Indeed there is consensus that we're going to see some change. Lopez imagines lagers will stand firm into the future, but the rise and evolution of the Hazy IPA will continue, likely with a focus on hopping techniques, efficiency, and research.
'In terms of volume produced and consumed, lager will always be the most popular style. But if we are talking specifically about craft beer, then the continuing growth of hazy IPA will continue.'
'The dialling in of various terpenoids and thiols in hop forward beers [will be big in 2023]. More research is being done all the time on the interaction between yeast and hops, whereas previously, the blunt strategy was just to push up dry hopping quantities ever higher, but now there is a growing body of knowledge on how to get more expression from less.'
Guy Southern has been an avid beer commentator and drinker for over a decade. Through his popular Instagram account, Good Times Craft Beer, he has witnessed and documented the constant changes in craft beer while writing for beer publications and working within the beer retail space. He believes hazys will continue to dominate, but what will be more significant in 2023 is how breweries get their beers into consumers' minds and hands.

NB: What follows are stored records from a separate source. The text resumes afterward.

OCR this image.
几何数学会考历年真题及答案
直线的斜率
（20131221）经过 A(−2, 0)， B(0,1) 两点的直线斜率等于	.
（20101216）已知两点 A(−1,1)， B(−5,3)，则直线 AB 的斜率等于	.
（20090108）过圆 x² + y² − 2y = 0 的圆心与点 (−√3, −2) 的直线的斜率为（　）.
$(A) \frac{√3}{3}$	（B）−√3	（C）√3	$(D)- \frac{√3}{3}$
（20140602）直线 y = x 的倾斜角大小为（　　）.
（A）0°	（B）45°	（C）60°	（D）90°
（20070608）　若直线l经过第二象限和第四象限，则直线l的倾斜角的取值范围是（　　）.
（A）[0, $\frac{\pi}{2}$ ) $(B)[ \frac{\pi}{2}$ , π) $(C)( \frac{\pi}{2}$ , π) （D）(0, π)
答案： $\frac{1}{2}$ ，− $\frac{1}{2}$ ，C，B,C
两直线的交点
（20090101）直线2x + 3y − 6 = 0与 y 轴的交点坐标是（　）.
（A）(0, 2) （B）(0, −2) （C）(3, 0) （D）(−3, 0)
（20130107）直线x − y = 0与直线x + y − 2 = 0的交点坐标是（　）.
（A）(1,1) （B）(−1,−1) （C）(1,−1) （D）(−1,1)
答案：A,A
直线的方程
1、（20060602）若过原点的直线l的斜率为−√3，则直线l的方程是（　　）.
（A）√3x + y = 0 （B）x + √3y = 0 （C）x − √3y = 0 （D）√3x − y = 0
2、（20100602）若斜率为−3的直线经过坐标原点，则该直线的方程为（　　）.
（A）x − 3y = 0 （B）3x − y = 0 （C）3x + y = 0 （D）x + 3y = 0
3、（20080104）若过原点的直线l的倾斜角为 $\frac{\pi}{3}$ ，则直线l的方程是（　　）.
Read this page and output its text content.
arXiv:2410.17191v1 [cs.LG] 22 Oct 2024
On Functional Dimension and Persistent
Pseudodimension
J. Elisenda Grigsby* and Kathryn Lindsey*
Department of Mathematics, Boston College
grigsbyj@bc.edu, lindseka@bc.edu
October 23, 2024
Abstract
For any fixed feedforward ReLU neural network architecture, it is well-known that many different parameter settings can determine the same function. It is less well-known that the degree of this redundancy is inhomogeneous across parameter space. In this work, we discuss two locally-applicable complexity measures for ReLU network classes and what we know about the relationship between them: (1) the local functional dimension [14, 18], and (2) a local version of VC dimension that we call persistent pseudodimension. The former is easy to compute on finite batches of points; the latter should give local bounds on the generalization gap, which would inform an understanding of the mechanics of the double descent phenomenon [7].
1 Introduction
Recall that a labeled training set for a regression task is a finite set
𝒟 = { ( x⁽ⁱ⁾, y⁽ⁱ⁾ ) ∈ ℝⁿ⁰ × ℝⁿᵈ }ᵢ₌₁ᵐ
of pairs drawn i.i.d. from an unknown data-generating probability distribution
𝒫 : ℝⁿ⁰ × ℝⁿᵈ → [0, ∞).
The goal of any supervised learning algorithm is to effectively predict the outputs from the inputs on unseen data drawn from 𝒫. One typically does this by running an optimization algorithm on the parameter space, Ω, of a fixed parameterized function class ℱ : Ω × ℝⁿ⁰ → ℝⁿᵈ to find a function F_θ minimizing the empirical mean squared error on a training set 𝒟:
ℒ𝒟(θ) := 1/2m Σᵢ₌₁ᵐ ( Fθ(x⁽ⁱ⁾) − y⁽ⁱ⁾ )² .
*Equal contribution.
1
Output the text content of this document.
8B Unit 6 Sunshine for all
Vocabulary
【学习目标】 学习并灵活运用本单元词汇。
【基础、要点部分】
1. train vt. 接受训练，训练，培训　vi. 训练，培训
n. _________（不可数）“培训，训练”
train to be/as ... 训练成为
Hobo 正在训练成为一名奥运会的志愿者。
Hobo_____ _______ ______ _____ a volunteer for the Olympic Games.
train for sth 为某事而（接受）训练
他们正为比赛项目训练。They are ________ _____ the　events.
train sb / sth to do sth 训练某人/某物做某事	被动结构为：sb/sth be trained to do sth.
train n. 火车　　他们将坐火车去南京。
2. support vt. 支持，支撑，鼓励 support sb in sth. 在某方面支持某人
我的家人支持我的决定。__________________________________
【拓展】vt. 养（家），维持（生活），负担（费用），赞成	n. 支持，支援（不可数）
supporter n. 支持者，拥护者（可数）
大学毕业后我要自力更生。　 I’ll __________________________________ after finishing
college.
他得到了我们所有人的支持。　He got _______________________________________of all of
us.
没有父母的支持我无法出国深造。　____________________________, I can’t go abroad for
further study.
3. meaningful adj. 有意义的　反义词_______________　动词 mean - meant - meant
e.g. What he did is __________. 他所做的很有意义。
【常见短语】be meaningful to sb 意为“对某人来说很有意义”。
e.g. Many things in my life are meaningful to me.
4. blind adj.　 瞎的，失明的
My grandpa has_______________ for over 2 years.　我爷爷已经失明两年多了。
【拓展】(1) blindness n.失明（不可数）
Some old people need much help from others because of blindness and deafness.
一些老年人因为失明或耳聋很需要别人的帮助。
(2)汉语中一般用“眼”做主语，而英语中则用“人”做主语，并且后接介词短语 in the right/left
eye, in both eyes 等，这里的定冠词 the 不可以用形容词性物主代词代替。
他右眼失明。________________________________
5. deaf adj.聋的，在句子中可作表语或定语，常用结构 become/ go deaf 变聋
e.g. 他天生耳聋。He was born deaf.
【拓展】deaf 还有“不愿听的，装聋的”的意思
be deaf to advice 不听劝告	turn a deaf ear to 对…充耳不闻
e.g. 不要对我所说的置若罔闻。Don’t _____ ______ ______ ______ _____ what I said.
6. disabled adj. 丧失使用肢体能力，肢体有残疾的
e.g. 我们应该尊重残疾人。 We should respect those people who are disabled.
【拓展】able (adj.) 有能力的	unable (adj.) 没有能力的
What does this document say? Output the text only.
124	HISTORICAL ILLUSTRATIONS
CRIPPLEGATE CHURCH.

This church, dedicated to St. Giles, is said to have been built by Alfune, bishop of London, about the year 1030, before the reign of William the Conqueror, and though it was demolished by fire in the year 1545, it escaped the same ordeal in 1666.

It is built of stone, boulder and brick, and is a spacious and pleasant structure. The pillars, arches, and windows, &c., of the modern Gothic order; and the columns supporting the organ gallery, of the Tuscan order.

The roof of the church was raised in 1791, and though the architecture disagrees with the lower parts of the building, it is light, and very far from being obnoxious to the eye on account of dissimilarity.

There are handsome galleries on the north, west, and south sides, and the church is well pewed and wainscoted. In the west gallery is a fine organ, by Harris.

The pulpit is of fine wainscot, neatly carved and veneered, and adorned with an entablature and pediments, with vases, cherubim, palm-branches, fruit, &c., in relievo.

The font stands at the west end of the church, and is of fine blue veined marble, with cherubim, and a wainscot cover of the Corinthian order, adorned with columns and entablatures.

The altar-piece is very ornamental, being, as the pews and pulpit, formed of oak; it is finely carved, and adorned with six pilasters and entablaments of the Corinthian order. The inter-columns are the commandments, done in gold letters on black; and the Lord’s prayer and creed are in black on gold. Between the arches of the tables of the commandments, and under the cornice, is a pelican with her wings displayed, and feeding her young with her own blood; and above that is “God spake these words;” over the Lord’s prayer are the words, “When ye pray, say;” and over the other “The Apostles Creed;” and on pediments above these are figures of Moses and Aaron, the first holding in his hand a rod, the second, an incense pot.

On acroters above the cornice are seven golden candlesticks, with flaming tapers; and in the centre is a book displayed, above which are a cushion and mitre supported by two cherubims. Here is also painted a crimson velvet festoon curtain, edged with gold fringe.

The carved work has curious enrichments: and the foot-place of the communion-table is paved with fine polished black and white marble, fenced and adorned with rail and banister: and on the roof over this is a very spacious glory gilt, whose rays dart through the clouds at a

'There will be more direct-to-consumer brewery models, as breweries can build bigger brand advocacy and potentially largest margin. Changes to social media platforms will mean any beer business will need to engage with customers, not rely on a third-party platform to remain relevant. Also, broad consolidation of beer styles, and a greater focus on price from the foreign-owned Australian breweries.'
Rosemary Lilburne-Fini, who goes by Libations Lady and covers all things craft beer, believes an English-leaning movement might be on the cards for Australian drinkers who have seen the best of hazy IPAs and might be wanting a little more.
‘'I think it’s all going to go old-school English. The next style to be explored is going to be English, but it won’t be labelled as such.'
'For those that fell in love with (maltier style) Sierra Nevada Torpedos and the like, or Beerfarm IPA, for example, it’s a logical next step, and I think those English-leaning styles are super approachable. We’re going to see exciting, malty bitter IPAs next year'.
As for what beer Southern thinks will reign supreme in 2023?
'Australian Wheat. I say that tongue in cheek, but there's a few breweries beginning to push this now.'
Ultimately it’s tricky to nail down what comes next, but it seems likely that IPAs will continue their reign in one form or another. A rise of craft lager can’t be ignored, and there’s likely room for the continued growth of lighter, more refined styles across the board.
One thing is for sure - craft beer and its share of the beer market in Australia is growing, and with that comes the opportunity for brewers to flex their creative muscles, pushing aside beers driven by hype and into products they genuinely want to brew.
Hopefully, a theme for craft beer in 2023!